On peut tout de suite rassurer Jean-Claude Van Cauwenberghe, ses larmes l’honorent, elles partent d’un bon fond pour des amis en difficulté. Qu’il prenne en exemple son ami Guy Coëme, plébiscité par tout Waremme qui l’adore. Cette condamnation et cette non éligibilité momentanée n’ont en rien affecté sa carrière de grand professionnel de la politique, au contraire, ce coup d’éclairage loin d’avoir été scandaleux l’a propulsé dans une position dominante au sein de l’opinion et du parti.

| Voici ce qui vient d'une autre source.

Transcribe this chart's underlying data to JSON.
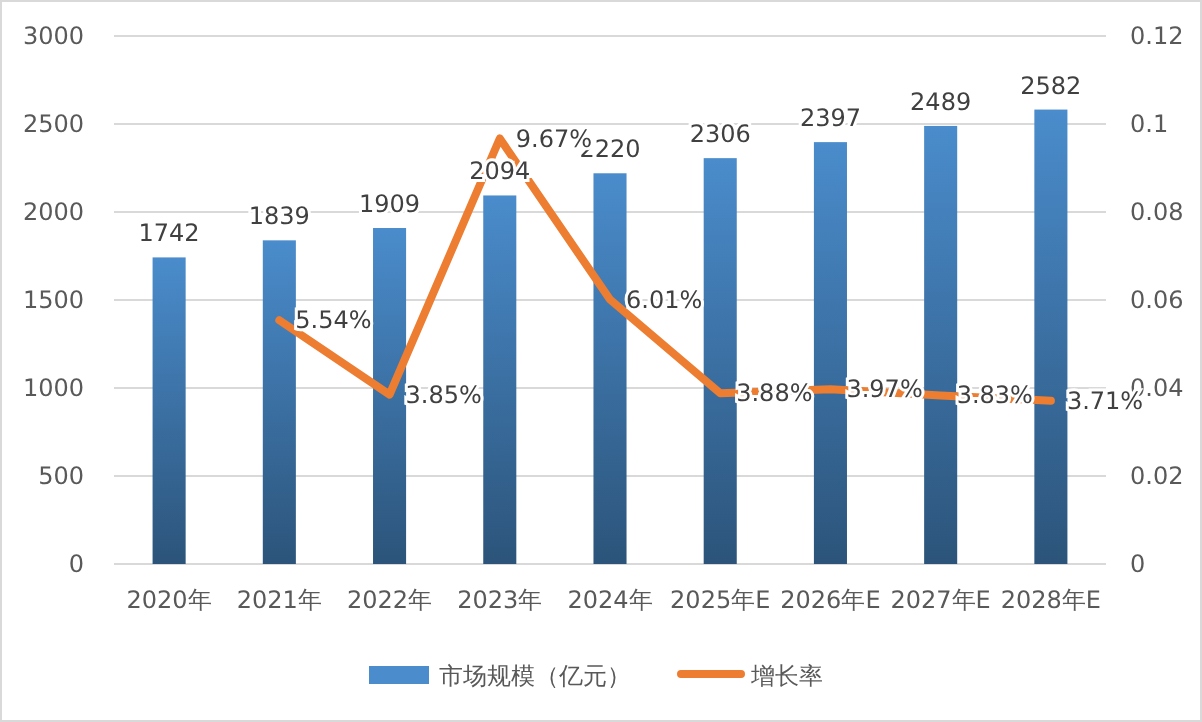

Evidemment, les échevins de Charleroi sont des lampistes. La manière à la Robespierre dont Di Rupo a réclamé leurs têtes en dit long sur le peu d’intérêt que présentent pour lui ces « petits, ces obscurs, ces sans-grade ! » Au pire, ils rentreront dans leur Administration au mieux, nous verrons si les larmes de Jean-Claude ne sont pas celles du crocodile. Ces échevins maladroits m’émeuvent. Qu’ils se rassurent, il y a toujours eu au PS, qu’il soit de Charleroi, de Liège, ou de Mons, un strapontin d’attente pour les amis en détresse.